The forecast is the basis for next year’s budget. If you’re tracking behind budget, you may need extra promotions to drive online revenues (for ideas, see “Found Money: Eight ‘Quick Hits’“).

Monitor customer acquisition. Without a quota of new customers, you may reach sales goals in the current year but not have a base from which to build revenues next year. To this end, assess your site to ensure it maximizes customer acquisition and revenue potential. Your Web site is a media entity. It can be used to develop other revenue streams, including advertising, email marketing, list rental, package inserts, and coregistration.

Goal Setting

This is another key step in budget development. Goals can be top-down, that is, set in aggregate by senior management, or bottom-up, that is, built on projections based on business-to-date results.

A top-down approach often involves goals that stretch your ability to deliver results, forcing you to look for new ways to do business. Consider how to sell more of the same product to existing customers, sell different products to these customers, acquire more customers through new marketing initiatives, or leverage existing assets to drive revenue (such as coregistration or list rental).

Manage revenue goals within cost constraints. Often, expense budgets require doing more with less, translating to expense budgets that are less than previous periods.

Budget Development

Once you’ve established your forecast and set your goals, you’re ready to build the budget.

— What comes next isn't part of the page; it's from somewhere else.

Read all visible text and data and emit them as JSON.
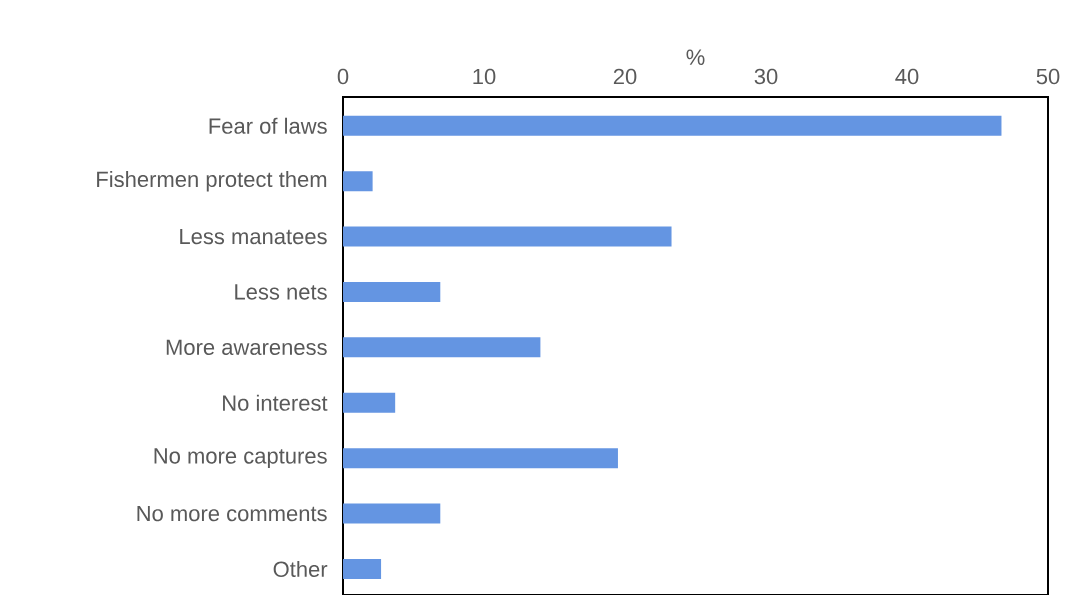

In regard to revenues and, to a lesser extent, expenses, a promotional calendar is important, as marketing events drive new customer acquisition and sales. Your company may already have a schedule of existing promotions. If so, this is the time to consider how to enlarge and improve your promotional efforts to drive customers to your site. Think about testing newer formats to aid growth, such as RSS feeds.

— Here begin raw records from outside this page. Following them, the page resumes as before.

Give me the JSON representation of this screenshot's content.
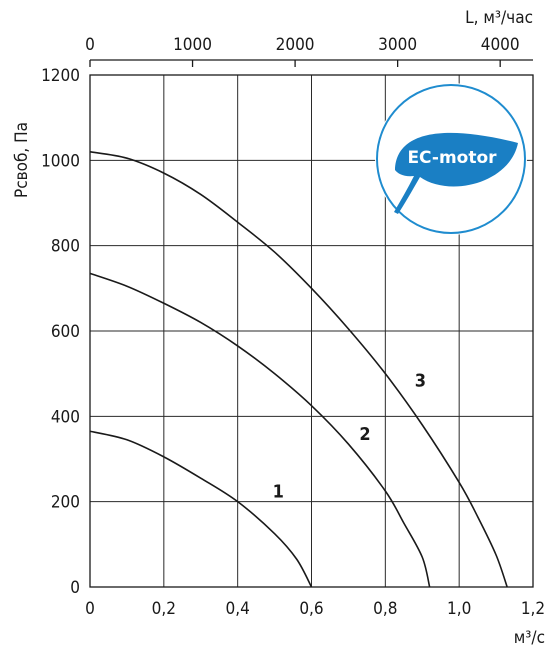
{
  "chart_data": {
    "type": "line",
    "xlabel": "м³/с",
    "ylabel": "Рсвоб, Па",
    "x2label": "L, м³/час",
    "xlim": [
      0,
      1.2
    ],
    "ylim": [
      0,
      1200
    ],
    "x2lim": [
      0,
      4320
    ],
    "xticks": [
      "0",
      "0,2",
      "0,4",
      "0,6",
      "0,8",
      "1,0",
      "1,2"
    ],
    "yticks": [
      "0",
      "200",
      "400",
      "600",
      "800",
      "1000",
      "1200"
    ],
    "x2ticks": [
      "0",
      "1000",
      "2000",
      "3000",
      "4000"
    ],
    "grid": true,
    "series": [
      {
        "name": "1",
        "x": [
          0,
          0.1,
          0.2,
          0.3,
          0.4,
          0.5,
          0.56,
          0.6
        ],
        "y": [
          365,
          345,
          305,
          255,
          200,
          125,
          65,
          0
        ]
      },
      {
        "name": "2",
        "x": [
          0,
          0.1,
          0.2,
          0.3,
          0.4,
          0.5,
          0.6,
          0.7,
          0.8,
          0.85,
          0.9,
          0.92
        ],
        "y": [
          735,
          705,
          665,
          620,
          565,
          500,
          425,
          335,
          225,
          150,
          70,
          0
        ]
      },
      {
        "name": "3",
        "x": [
          0,
          0.1,
          0.2,
          0.3,
          0.4,
          0.5,
          0.6,
          0.7,
          0.8,
          0.9,
          1.0,
          1.05,
          1.1,
          1.13
        ],
        "y": [
          1020,
          1005,
          970,
          920,
          855,
          785,
          700,
          605,
          500,
          380,
          245,
          165,
          75,
          0
        ]
      }
    ],
    "badge": {
      "text": "EC-motor",
      "circle_color": "#1f8ccf",
      "leaf_color": "#1a7fc4"
    }
  }
}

As you build your budget, consider adding supporting media such as search to the mix and extending the reach of offline media buys (e.g., TV) by posting ads online. Use these initiatives to increase sales in a trackable manner, such as adding online coupons.

An important component is the timing of your marketing cycle. This involves understanding how and when new customers are acquired, how long before they cycle in as purchasing customers, and how often they buy. Marketing isn’t just about acquiring customers, it’s about retaining them and keeping them buying.

To build your budget, evaluate customer acquisition results by considering the CPA (define) as well as the customer’s lifetime value. A promotion’s efficiency often decreases over time, translating to higher acquisition costs. Consider how to extend existing customers’ purchasing span from you. Incorporate plans to reactivate former customers who may still like your offering.

Coordinate with the revenue-generating side of the business. You must adjust costs associated product production and distribution, marketing promotion and customer acquisition, and on-going business expenses.

Once your budget is complete, it must generally be approved by management. The approval processes often involves delicate negotiations to reach a mutual understanding and ensure results are in line with management expectations. As a result, you’ll likely have to repeat these steps and tweak the numbers until agreement is reached. A strong underlying budget methodology helps persuasively present your case and keeps you from being stuck with an unrealistic budget.